Abstract
Visually discriminating and identifying materials (such as judging whether a cup is made of plastic or glass)
is crucial for everyday tasks, such as walking on different surfaces, using tools, and selecting food; and yet
material perception remains poorly understood. The main challenge is that a given material can take an enormous
variety of appearances depending on the 3D shape, lighting, and object class, and humans must untangle these
to achieve perceptual constancy. Previous research revealed useful image cues and found that 3D geometry
interacts with the material perception in intricate ways. The discovered image cues, however, do not generalize
across materials and scenes. The proposed work will combine unsupervised generative models with human
psychophysics to identify a representation that can disentangle physical properties and discover diagnostic image
features without labeled image data. The specific Aim 1 is to identify a latent representation that predicts human
material discrimination, using unsupervised deep neural networks trained with computer rendered images. The
specific Aim 2 is to characterize high-level semantic material perception, the effects of high-level recognition as
well as individual differences on attribute rating and recognition tasks. To discover a representation of real-world
materials, the PI and the team will train a unsupervised style-based Generative Adversarial Network (StyleGAN)

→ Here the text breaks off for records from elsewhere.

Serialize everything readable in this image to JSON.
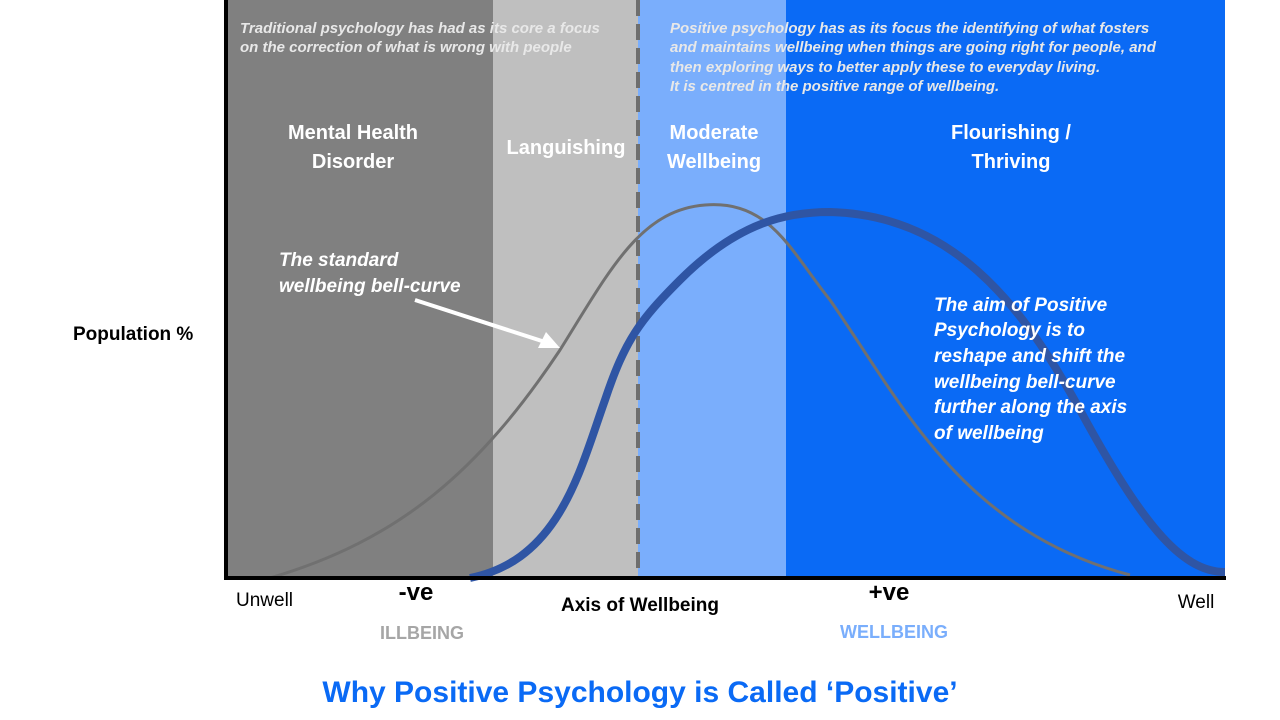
{
  "notes": {
    "traditional": [
      "Traditional psychology has had as its core  a focus",
      "on the correction of what is wrong with people"
    ],
    "positive": [
      "Positive psychology has as its focus the identifying of what fosters",
      "and maintains wellbeing when things are going right for people, and",
      "then exploring ways to better apply these to everyday living.",
      "It is centred in the positive range of wellbeing."
    ]
  },
  "zones": [
    {
      "label": [
        "Mental Health",
        "Disorder"
      ]
    },
    {
      "label": [
        "Languishing"
      ]
    },
    {
      "label": [
        "Moderate",
        "Wellbeing"
      ]
    },
    {
      "label": [
        "Flourishing /",
        "Thriving"
      ]
    }
  ],
  "annotations": {
    "standard_curve": [
      "The standard",
      "wellbeing bell-curve"
    ],
    "aim": [
      "The aim of Positive",
      "Psychology is to",
      "reshape and shift the",
      "wellbeing bell-curve",
      "further along the axis",
      "of wellbeing"
    ]
  },
  "axes": {
    "y_label": "Population %",
    "x_label": "Axis of Wellbeing",
    "x_left": "Unwell",
    "x_right": "Well",
    "negative": "-ve",
    "positive": "+ve",
    "illbeing": "ILLBEING",
    "wellbeing": "WELLBEING"
  },
  "title": "Why Positive Psychology is Called ‘Positive’"
}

on real-world photographs. The preliminary results show that StyleGAN can generate realistic and diverse images
of materials. Collectively, these studies will explore how the semantic-level material perception process relates
to the statistical structure of the natural environment learned from unsupervised models. The proposed work will
also uncover the task-dependent interplay between high-level vision and mid-level representations, and provide
guidance for seeking neural correlates of material perception. The methods developed in this proposal, such
as discovering perceptual dimensions with limited human labeled data and characterizing individual variability,
have impact for other research in cognition. The AREA proposal provides a unique multidisciplinary training
opportunity to engage diverse undergraduate students at American University in the research of psychophysics,
machine learning, and image processing. The PI and students will also investigate a novel method of recruiting
under-represented human subjects using "peer-recruiting." Finally, the expected findings of this proposal will have
implications for the long-standing debate about the degree to which perceptual representations are predetermined
by evolution or learned via experience.